Fig 3. Spiking properties of the reduced models.

(A_1-3) Two-compartment active IF model. (B_1-3) Single-compartment active IF model. (C_1-3) Single-compartment passive IF model. First row (A₁,B₁,C₁): simulated spike rates plotted against the phase difference δ of the bilateral inputs. Peaks appear at δ = 0 or ±2π (in-phase rate) whereas troughs appear at ±π (out-of-phase rate). Second row (A₂,B₂,C₂): simulated spike rates plotted against the threshold of the IF unit. Refractory period was fixed to 0.9 (ms). Modulation depth (gray lines) is defined as the difference between the in-phase and out-of-phase rates (black lines). Dotted lines show the criterion of 180 spikes/sec for the modulation depth. Third row (A₃,B₃,C₃): simulated spike rates plotted against the length of the refractory period. Threshold was fixed to (A₃) -56.7, (B₃) -58.3, and (C₃) -58.6 mV, respectively. Shaded area of each panel in the first and third rows shows the range of typical discharge rates of the owl's NL neuron (see Materials and Methods for the definition).

Fig 4. Model efficiency and reliability.

(A) Relative integration time of the active Na (upward triangles), two-compartment active IF (downward triangles), single-compartment active IF (circles), non-spiking (diamonds), and single-compartment passive IF (squares) models.
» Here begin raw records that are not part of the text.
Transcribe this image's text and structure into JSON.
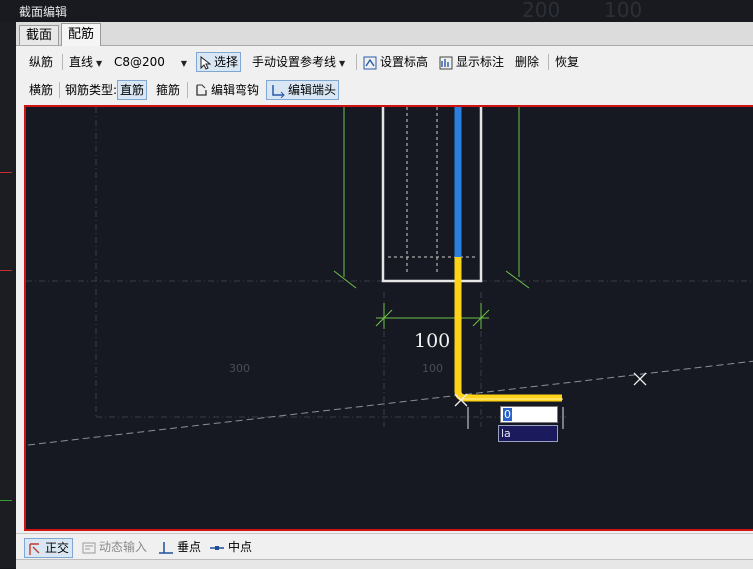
{
  "window": {
    "title": "截面编辑",
    "background_numbers": [
      "200",
      "100"
    ]
  },
  "tabs": [
    {
      "label": "截面",
      "active": false
    },
    {
      "label": "配筋",
      "active": true
    }
  ],
  "toolbar1": {
    "longitudinal": "纵筋",
    "line_mode": "直线",
    "spec": "C8@200",
    "select": "选择",
    "manual_ref": "手动设置参考线",
    "set_elevation": "设置标高",
    "show_dims": "显示标注",
    "delete": "删除",
    "restore": "恢复"
  },
  "toolbar2": {
    "transverse": "横筋",
    "rebar_type_label": "钢筋类型:",
    "straight": "直筋",
    "stirrup": "箍筋",
    "edit_hook": "编辑弯钩",
    "edit_end": "编辑端头"
  },
  "canvas": {
    "dim_main": "100",
    "dim_left": "300",
    "dim_center": "100",
    "input_value": "0",
    "hint_text": "la"
  },
  "statusbar": {
    "ortho": "正交",
    "dynamic_input": "动态输入",
    "perpendicular": "垂点",
    "midpoint": "中点"
  },
  "colors": {
    "canvas_bg": "#161921",
    "frame_red": "#d01212",
    "rebar_yellow": "#ffd21a",
    "rebar_blue": "#2a7fe0",
    "dim_green": "#6fc24a"
  }
}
Single-compartment active IF model with Δt = 10.0 μs (small arrow) was used as the reference point (i.e., relative integration time = 1.0). Open symbols denote numerical unreliability with corresponding panels indicated by the small letters. (B) Unreliability of the two-compartment active IF model. A large time step (Δt = 3 μs, thin black line) leads to an erroneous oscillation in the nodal potential induced by spike currents. Inset shows a magnified view of the spike-induced unreliability, which does not occur with a sufficiently small time step (e.g., Δt = 1 μs, gray line). (C) Unreliability of the single-compartment active IF model. Too large a time step (Δt = 20 μs in this example) leads to an imprecise computation of the somatic shape. (D) Unreliability of the single-compartment passive IF model. Too large a time step (Δt = 20 μs in this example) leads to an imprecise computation of the spike shape. Small arrows in C and D show the timings when the simulated traces with Δt = 20 μs started to diverge from the traces with Δt = 1 μs by more than 0.5 mV.